Affaire Lelouch c/Peugeot Citroën : S’inpirer n’est pas fauter

CA Paris, Pôle 5, Ch.1, 12 septembre 2017

Cet arrêt, qui confirme un jugement du Tribunal de commerce, prend position sur la frontière entre l’inspiration puisée dans une œuvre antérieure et la faute caractérisant la concurrence déloyale ou le parasitisme.

L’action a été engagée par Monsieur Claude Lelouch et sa société de production LES FILMS 13. En 1976, Claude Lelouch réalise un court-métrage intitulé « C’était un rendez-vous » qui mettait en scène un homme conduisant une voiture à vive allure se terminant sur les marches du Sacré Cœur par une rencontre avec une femme.

La société Le Rendez-vous à Paris a réalisé en 2014, à la demande du Groupe Peugeot Citroën, un film publicitaire en vue d’assurer la promotion de la nouvelle « DS 5LS R » en Chine. Comme le film de Monsieur Claude Lelouch, le film publicitaire mettait en scène un homme traversant Paris au volant de son véhicule et retrouvant une jeune femme sur les marches de Montmartre. Dans plusieurs publications, la société de production avait reconnu avoir puisé son inspiration dans le court-métrage de Claude Lelouch.

Monsieur Claude Lelouch et LES FILMS 13 ont introduit une action en justice en invoquant des faits de parasitisme et de concurrence déloyale, estimant que ce film publicitaire reprenaient les éléments caractéristiques du court-métrage, notoire selon eux, de Claude Lelouch.

Déboutés en première instance par le Tribunal de Commerce, Monsieur Claude Lelouch et sa société de production ont porté l’affaire devant la Cour d’appel de Paris qui confirme la première décision en précisant la position.

Sur les principes, la Cour rappelle que peuvent être sanctionnés sur le fondement de l’article 1240 du Code civil (anciennement 1382) et à l’aune du principe de la liberté du commerce, des comportements fautifs qui, telle la concurrence déloyale, créent un risque de confusion dans l’esprit de la clientèle sur l’origine du produit ou, c’est le cas du parasitisme, consistent à s’immiscer dans le sillage d’autrui afin de profiter de ses efforts, de ses investissements et de son savoir-faire.

Or, selon les juges, Monsieur Claude Lelouch et la société LES FILMS 13 ne démontrent en rien la caractérisation de tels agissements.

La Cour souligne que « le fait de s’inspirer d’une œuvre préexistante n’est pas condamnable en soi ». Tout est effectivement une question de frontière. Et elle estime qu’en l’espèce, cette inspiration, incontestable car publiquement reconnue par la société de production du film publicitaire, se limite à la réutilisation d’une idée non appropriable, celle d’un homme conduisant une belle voiture à vive allure dans Paris pour retrouver une femme sur la butte Montmartre. La Cour ne voit pas non plus dans l’utilisation du mot « rendez-vous » présent dans les deux films un élément de nature à caractériser une faute.

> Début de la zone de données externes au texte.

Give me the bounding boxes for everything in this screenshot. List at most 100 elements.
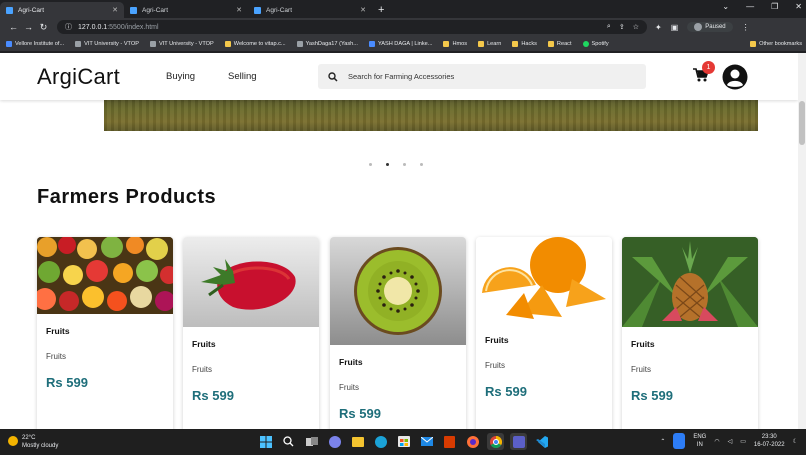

Mais la Cour prend le soin d’éclairer sa position en signalant les « importantes différences » entre les deux films : l’accent mis dans le second film sur la voiture est absent du premier, les plans et la structure du second film est également différent. La combinaison de ces différences conduit la Cour à écarter la concurrence déloyale dès lors que « le risque de confusion ou d’assimilation pour le public concerné, principalement la clientèle chinoise, n’est pas démontré ».

L’accusation de parasitisme est également rejetée car, selon la Cour, la notoriété du court-métrage est « relative » et ne doit pas être confondue avec celle (incontestable) de son réalisateur. En outre, la Cour relève que les investissements consacrés au court-métrage de Claude Lelouch ont été modestes alors que Peugeot Citroën démontrait le coût élevé de production de son film publicitaire.

Au plan des principes, cet arrêt s’inscrit dans la lignée d’une jurisprudence constante retenant que la reprise d’une idée ou d’un thème déjà exploité, comme l’inspiration puisée dans le patrimoine artistique antérieur, ne caractérisent pas une faute en soi. Cependant, on peut se demander si la position de la Cour eut été la même si l’action avait été engagée sur le fondement de la contrefaçon en invoquant une adaptation non autorisée du court-métrage, étant rappelé que la contrefaçon en matière de droit d’auteur n’exige pas l’existence d’un risque de confusion, contrairement à la concurrence déloyale.